Affaire Sortons les radios-poubelles : Radio X giflée par sa propre SLAPP

Par W. Stuart Edwards
Publié le 21 février 2025
Jugement du 24 février (détail).  Photo: W. Stuart Edwards

Après trois ans et demi, RNC Média (ci-après RNC), propriétaire de CHOI Radio X, a mis fin à sa poursuite contre cinq défendeurs supposément liés à la coalition Sortons les radios-poubelles (Coalition). Il n’y a pas eu d’annonce publique et les ententes hors cour restent confidentielles.

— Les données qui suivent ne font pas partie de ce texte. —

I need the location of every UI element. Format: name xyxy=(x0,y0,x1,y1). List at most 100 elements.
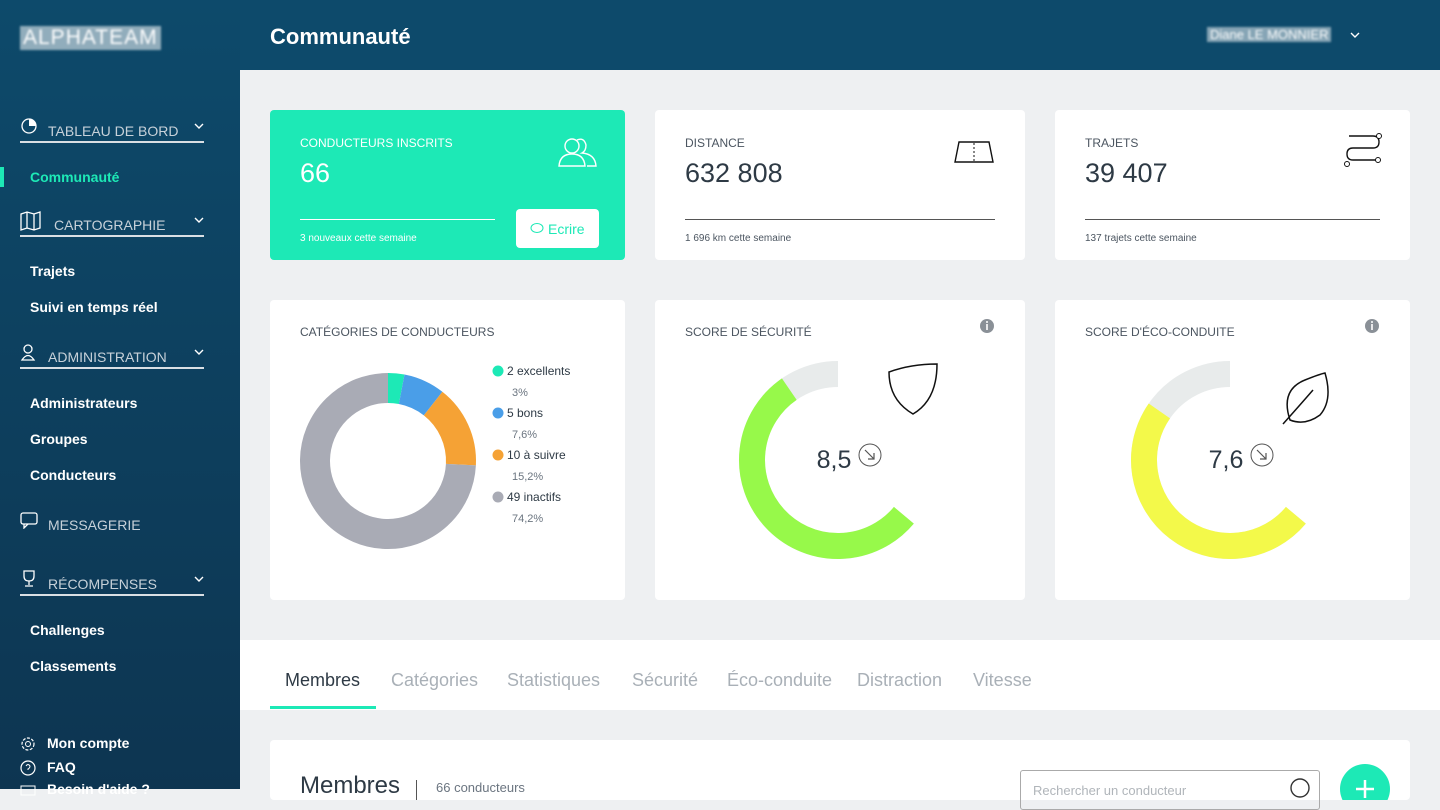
members-title: Membres xyxy=(300,772,401,799)
legend-label: 49 inactifs xyxy=(507,490,561,504)
stat-value: 39 407 xyxy=(1085,158,1168,188)
donut-slice xyxy=(300,373,476,549)
section-label: ADMINISTRATION xyxy=(48,349,167,365)
info-dot xyxy=(1371,321,1373,323)
stat-value: 66 xyxy=(300,158,331,188)
legend-value: 74,2% xyxy=(512,513,543,525)
footer-link[interactable]: FAQ xyxy=(47,759,76,775)
gauge-label: 8,5 xyxy=(817,446,852,474)
road-icon xyxy=(954,141,994,163)
donut-chart: CATÉGORIES DE CONDUCTEURS 2 excellents 3% 5… xyxy=(300,324,570,549)
sidebar: ALPHATEAM TABLEAU DE BORD Communauté CAR… xyxy=(0,0,240,797)
trend-icon xyxy=(1250,443,1274,467)
tab-indicator xyxy=(270,706,376,709)
donut-slice xyxy=(423,391,476,466)
menu-section[interactable]: ADMINISTRATION xyxy=(20,343,204,369)
section-label: CARTOGRAPHIE xyxy=(54,217,166,233)
active-indicator xyxy=(0,167,4,187)
tab[interactable]: Vitesse xyxy=(973,670,1032,690)
gauge-value xyxy=(1131,403,1306,559)
tab[interactable]: Catégories xyxy=(391,670,479,690)
tab[interactable]: Éco-conduite xyxy=(727,670,833,690)
shield-icon xyxy=(888,363,938,415)
menu-section[interactable]: RÉCOMPENSES xyxy=(20,570,204,596)
members-card: Membres 66 conducteurs Rechercher un con… xyxy=(270,740,1410,810)
legend-swatch xyxy=(492,365,504,377)
legend-label: 10 à suivre xyxy=(507,448,566,462)
gauge-chart: SCORE DE SÉCURITÉ 8,5 xyxy=(685,319,994,559)
gauge-value xyxy=(739,378,914,559)
trend-icon xyxy=(858,443,882,467)
user-chevron[interactable] xyxy=(1350,30,1360,40)
header: Communauté Diane LE MONNIER xyxy=(240,0,1440,70)
section-label: RÉCOMPENSES xyxy=(48,576,157,592)
chart-title: SCORE D'ÉCO-CONDUITE xyxy=(1085,324,1235,339)
search-placeholder: Rechercher un conducteur xyxy=(1033,783,1187,798)
gauge-chart: SCORE D'ÉCO-CONDUITE 7,6 xyxy=(1085,319,1379,559)
divider xyxy=(1085,219,1380,220)
page-title: Communauté xyxy=(270,24,411,49)
tab[interactable]: Statistiques xyxy=(507,670,601,690)
stat-label: DISTANCE xyxy=(685,136,745,150)
legend-value: 15,2% xyxy=(512,471,543,483)
stat-note: 1 696 km cette semaine xyxy=(685,233,792,244)
tab-bar xyxy=(240,640,1440,710)
user-name[interactable]: Diane LE MONNIER xyxy=(1207,27,1332,42)
trend-arrow xyxy=(1256,449,1267,460)
stat-label: CONDUCTEURS INSCRITS xyxy=(300,136,453,150)
legend-value: 7,6% xyxy=(512,429,537,441)
menu-item[interactable]: Groupes xyxy=(30,431,88,447)
menu-section[interactable]: MESSAGERIE xyxy=(20,511,204,537)
trend-arrow xyxy=(864,449,875,460)
stat-card: TRAJETS 39 407 137 trajets cette semaine xyxy=(1055,110,1410,260)
logo[interactable]: ALPHATEAM xyxy=(20,26,161,50)
button-label: Ecrire xyxy=(548,221,585,237)
donut-slice xyxy=(387,373,405,405)
section-label: MESSAGERIE xyxy=(48,517,141,533)
stat-value: 632 808 xyxy=(685,158,783,188)
stat-note: 3 nouveaux cette semaine xyxy=(300,233,417,244)
menu-item[interactable]: Challenges xyxy=(30,622,105,638)
legend-label: 5 bons xyxy=(507,406,543,420)
stat-card: DISTANCE 632 808 1 696 km cette semaine xyxy=(655,110,1025,260)
chart-card: SCORE DE SÉCURITÉ 8,5 xyxy=(655,300,1025,600)
menu-section[interactable]: CARTOGRAPHIE xyxy=(20,211,204,237)
stat-label: TRAJETS xyxy=(1085,136,1139,150)
stat-card: CONDUCTEURS INSCRITS 66 3 nouveaux cette… xyxy=(270,110,625,260)
search-input[interactable]: Rechercher un conducteur xyxy=(1020,770,1320,810)
chart-title: SCORE DE SÉCURITÉ xyxy=(685,324,812,339)
footer-icons xyxy=(20,737,36,796)
footer-link[interactable]: Besoin d'aide ? xyxy=(47,781,150,797)
info-dot xyxy=(986,321,988,323)
leaf-icon xyxy=(1282,372,1329,425)
menu-item[interactable]: Trajets xyxy=(30,263,76,279)
chart-card: CATÉGORIES DE CONDUCTEURS 2 excellents 3% 5… xyxy=(270,300,625,600)
menu-item[interactable]: Suivi en temps réel xyxy=(30,299,158,315)
tab[interactable]: Distraction xyxy=(857,670,943,690)
menu-item[interactable]: Administrateurs xyxy=(30,395,138,411)
legend-label: 2 excellents xyxy=(507,364,570,378)
gauge-label: 7,6 xyxy=(1209,446,1244,474)
chart-title: CATÉGORIES DE CONDUCTEURS xyxy=(300,324,494,339)
footer-link[interactable]: Mon compte xyxy=(47,735,130,751)
members-count: 66 conducteurs xyxy=(436,780,525,795)
tab[interactable]: Membres xyxy=(285,670,361,690)
menu-item[interactable]: Classements xyxy=(30,658,117,674)
tab[interactable]: Sécurité xyxy=(632,670,699,690)
legend-swatch xyxy=(492,449,504,461)
menu-item[interactable]: Communauté xyxy=(30,169,120,185)
chart-card: SCORE D'ÉCO-CONDUITE 7,6 xyxy=(1055,300,1410,600)
write-button[interactable]: Ecrire xyxy=(516,209,599,248)
legend-swatch xyxy=(492,491,504,503)
legend-value: 3% xyxy=(512,387,528,399)
divider xyxy=(685,219,995,220)
route-icon xyxy=(1344,133,1382,167)
separator xyxy=(416,780,417,800)
menu-section[interactable]: TABLEAU DE BORD xyxy=(20,117,204,143)
add-button[interactable] xyxy=(1340,764,1390,800)
legend-swatch xyxy=(492,407,504,419)
menu-item[interactable]: Conducteurs xyxy=(30,467,117,483)
divider xyxy=(300,219,495,220)
donut-slice xyxy=(398,374,443,416)
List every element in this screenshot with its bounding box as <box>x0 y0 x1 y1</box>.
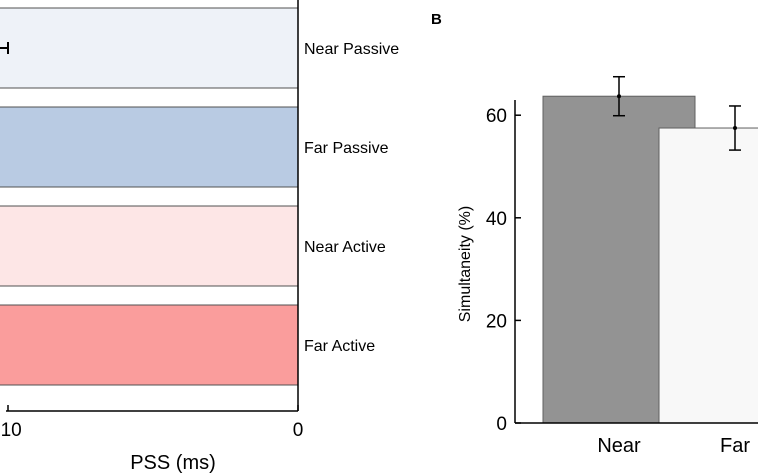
mean-point <box>617 94 621 99</box>
panel-a-category-labels: Near Passive Far Passive Near Active Far Ac… <box>304 41 399 355</box>
panel-b-bars <box>542 95 758 424</box>
panel-b-category-labels: Near Far <box>597 435 750 457</box>
bar-near-active <box>0 205 299 287</box>
bar-far <box>658 127 758 424</box>
panel-b-y-axis <box>514 100 758 424</box>
y-tick-label-1: 20 <box>486 311 507 332</box>
bar-far-active <box>0 304 299 386</box>
category-label-near-active: Near Active <box>304 239 386 256</box>
panel-b-chart: B 0 20 40 60 Near Far Simultaneity (%) <box>431 11 758 457</box>
category-label-far-passive: Far Passive <box>304 140 389 157</box>
category-label-far-active: Far Active <box>304 338 375 355</box>
category-label-far: Far <box>720 435 750 457</box>
panel-a-x-tick-labels: -40-30-20-100 <box>0 420 303 441</box>
panel-a-bars <box>0 7 299 386</box>
bar-far-passive <box>0 106 299 188</box>
y-tick-label-2: 40 <box>486 209 507 230</box>
panel-a-error-bars <box>0 42 9 54</box>
panel-b-y-axis-title: Simultaneity (%) <box>457 206 474 322</box>
panel-a-x-axis <box>6 0 299 412</box>
panel-b-y-tick-labels: 0 20 40 60 <box>486 106 507 435</box>
x-tick-label-4: 0 <box>293 420 304 441</box>
y-tick-label-3: 60 <box>486 106 507 127</box>
category-label-near-passive: Near Passive <box>304 41 399 58</box>
error-bar-near-passive <box>0 42 9 54</box>
mean-point <box>733 126 737 131</box>
error-bar-far <box>729 105 741 151</box>
bar-near-passive <box>0 7 299 89</box>
panel-a-x-axis-title: PSS (ms) <box>130 452 216 473</box>
x-tick-label-3: -10 <box>0 420 22 441</box>
panel-b-letter: B <box>431 11 442 28</box>
category-label-near: Near <box>597 435 641 457</box>
panel-b-error-bars <box>613 75 741 151</box>
error-bar-near <box>613 75 625 117</box>
y-tick-label-0: 0 <box>496 414 507 435</box>
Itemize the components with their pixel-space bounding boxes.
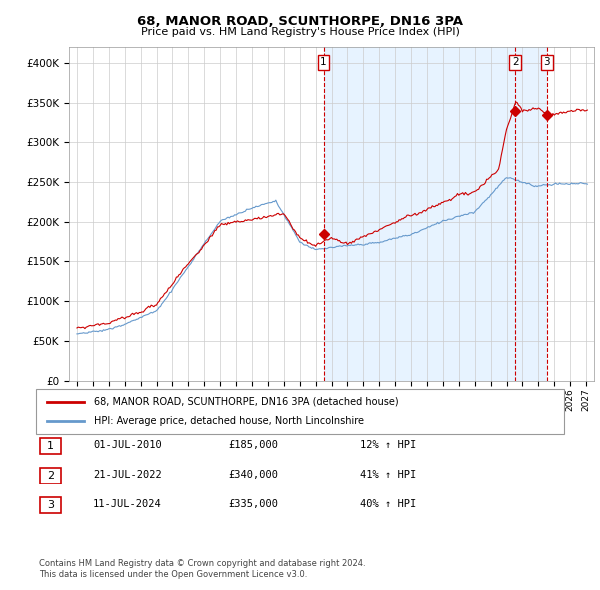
- Text: 12% ↑ HPI: 12% ↑ HPI: [360, 441, 416, 450]
- Text: £185,000: £185,000: [228, 441, 278, 450]
- Text: £335,000: £335,000: [228, 500, 278, 509]
- FancyBboxPatch shape: [40, 467, 61, 484]
- Text: 2: 2: [512, 57, 518, 67]
- Text: £340,000: £340,000: [228, 470, 278, 480]
- Text: 3: 3: [47, 500, 54, 510]
- Text: 68, MANOR ROAD, SCUNTHORPE, DN16 3PA: 68, MANOR ROAD, SCUNTHORPE, DN16 3PA: [137, 15, 463, 28]
- Text: 68, MANOR ROAD, SCUNTHORPE, DN16 3PA (detached house): 68, MANOR ROAD, SCUNTHORPE, DN16 3PA (de…: [94, 397, 399, 407]
- Text: This data is licensed under the Open Government Licence v3.0.: This data is licensed under the Open Gov…: [39, 571, 307, 579]
- Text: 01-JUL-2010: 01-JUL-2010: [93, 441, 162, 450]
- FancyBboxPatch shape: [40, 438, 61, 454]
- FancyBboxPatch shape: [36, 389, 564, 434]
- FancyBboxPatch shape: [40, 497, 61, 513]
- Text: Contains HM Land Registry data © Crown copyright and database right 2024.: Contains HM Land Registry data © Crown c…: [39, 559, 365, 568]
- Text: 11-JUL-2024: 11-JUL-2024: [93, 500, 162, 509]
- Text: 41% ↑ HPI: 41% ↑ HPI: [360, 470, 416, 480]
- Bar: [323, 47, 515, 381]
- Text: 21-JUL-2022: 21-JUL-2022: [93, 470, 162, 480]
- Text: 40% ↑ HPI: 40% ↑ HPI: [360, 500, 416, 509]
- Bar: [515, 47, 547, 381]
- Text: 2: 2: [47, 471, 54, 480]
- Text: HPI: Average price, detached house, North Lincolnshire: HPI: Average price, detached house, Nort…: [94, 417, 364, 426]
- Text: 3: 3: [544, 57, 550, 67]
- Text: Price paid vs. HM Land Registry's House Price Index (HPI): Price paid vs. HM Land Registry's House …: [140, 27, 460, 37]
- Text: 1: 1: [320, 57, 327, 67]
- Text: 1: 1: [47, 441, 54, 451]
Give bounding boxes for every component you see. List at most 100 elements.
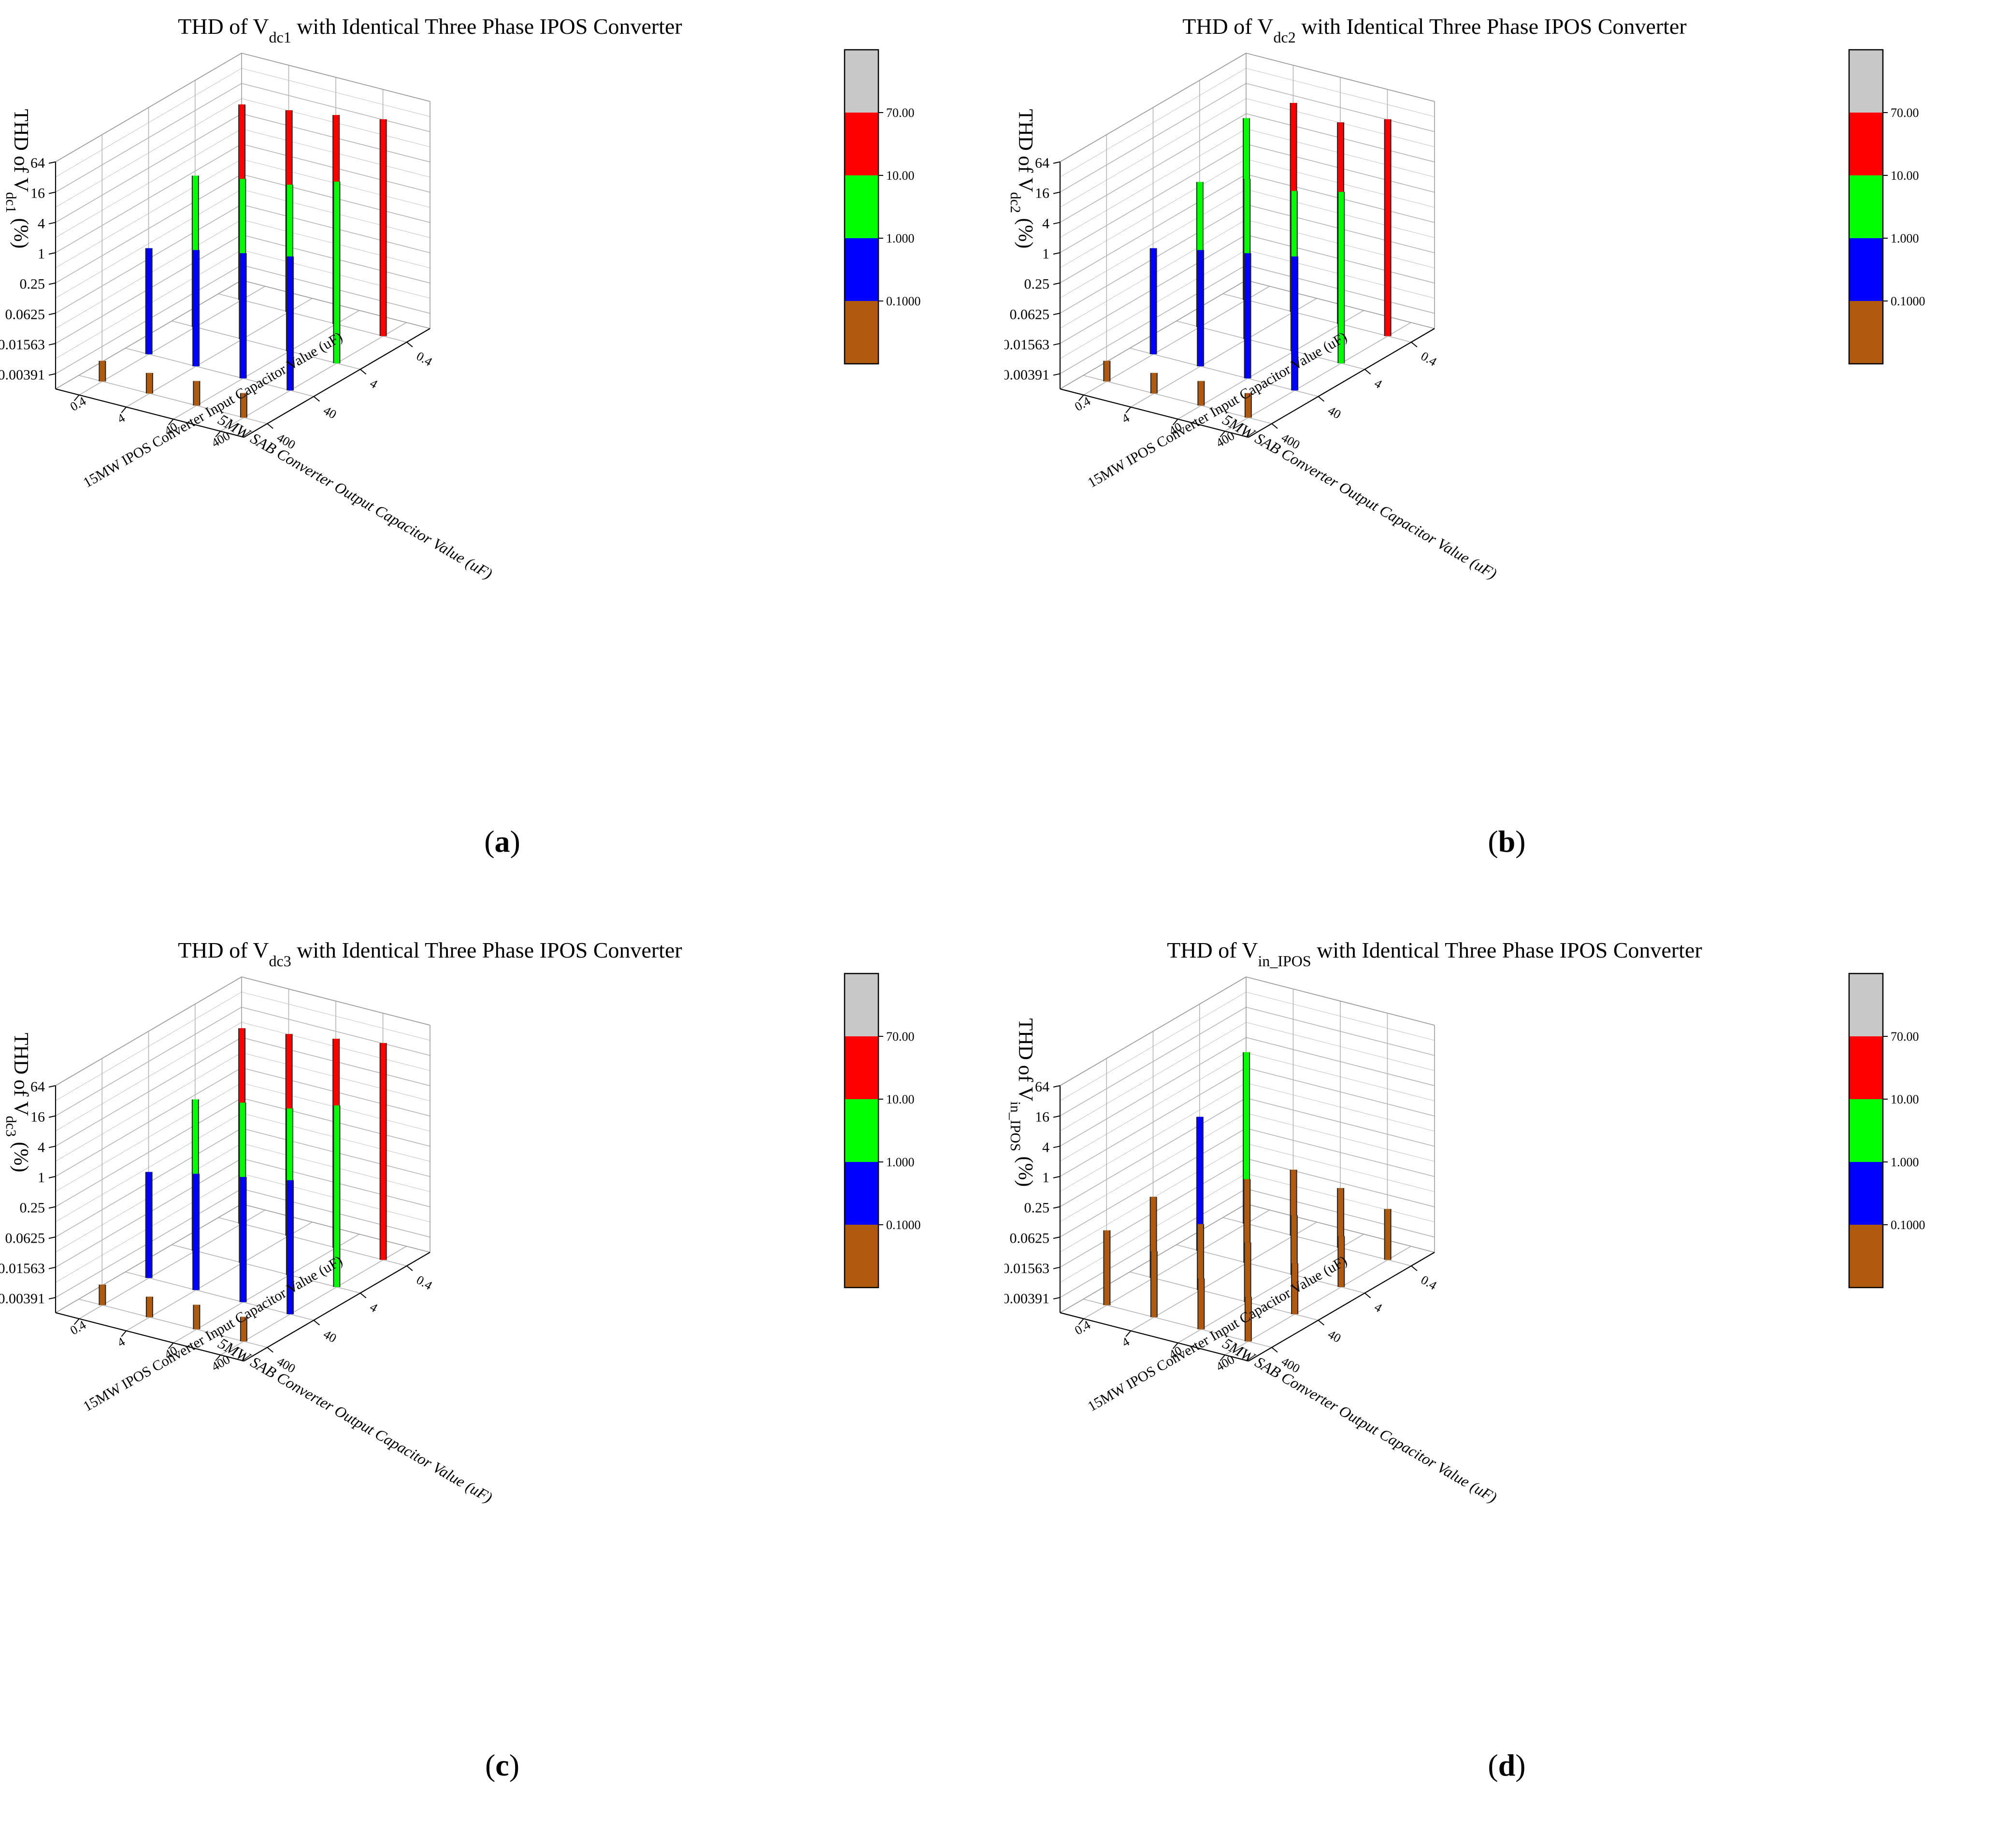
legend-label: 70.00: [886, 106, 915, 120]
wall-edge: [55, 976, 242, 1086]
y-tick: [1078, 394, 1084, 401]
y-tick: [73, 394, 80, 401]
z-tick: [1053, 1297, 1061, 1300]
x-tick-label: 4: [368, 1300, 380, 1315]
z-tick-label: 0.01563: [0, 1261, 45, 1276]
z-axis-label: THD of Vdc2 (%): [1008, 109, 1037, 249]
z-axis-label: THD of Vin_IPOS (%): [1008, 1018, 1037, 1187]
legend-label: 1.000: [1891, 231, 1919, 245]
y-tick: [1220, 1354, 1226, 1361]
chart-title: THD of Vin_IPOS with Identical Three Pha…: [1167, 938, 1702, 970]
z-tick: [48, 1146, 56, 1148]
legend-swatch: [845, 1225, 878, 1288]
y-tick-label: 4: [115, 411, 128, 426]
legend-label: 10.00: [886, 169, 915, 183]
z-tick: [48, 1085, 56, 1088]
legend-frame: [844, 49, 879, 365]
floor-grid-line: [1222, 293, 1412, 343]
z-tick-label: 0.00391: [0, 367, 45, 383]
floor-grid-line: [126, 298, 313, 408]
x-tick-label: 4: [1372, 1300, 1385, 1315]
z-tick-label: 0.25: [1024, 276, 1050, 292]
floor-grid-line: [220, 1246, 407, 1356]
legend-swatch: [1849, 1225, 1883, 1288]
plot-group: 0.003910.015630.06250.251416640.44404000…: [0, 938, 921, 1506]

J’ai suivi cette affaire au palais de justice de Québec. (voir les textes parus en 2022 et 2023 sur le site du journal Droit de parole). Voici mon résumé sur comment et pourquoi la situation s’est finalement dénouée.*

Une SLAPP contre des inconnus

Depuis 2012 la Coalition avait agi dans un anonymat strict. Aucun de ses administrateurs n’a jamais été identifié publiquement, une situation qui tient toujours. Malgré plusieurs demandes de type « Norwich », les avocats de RNC n’étaient pas en mesure de démasquer les personnes responsables du site web, de la page Facebook ou du compte Twitter de la Coalition.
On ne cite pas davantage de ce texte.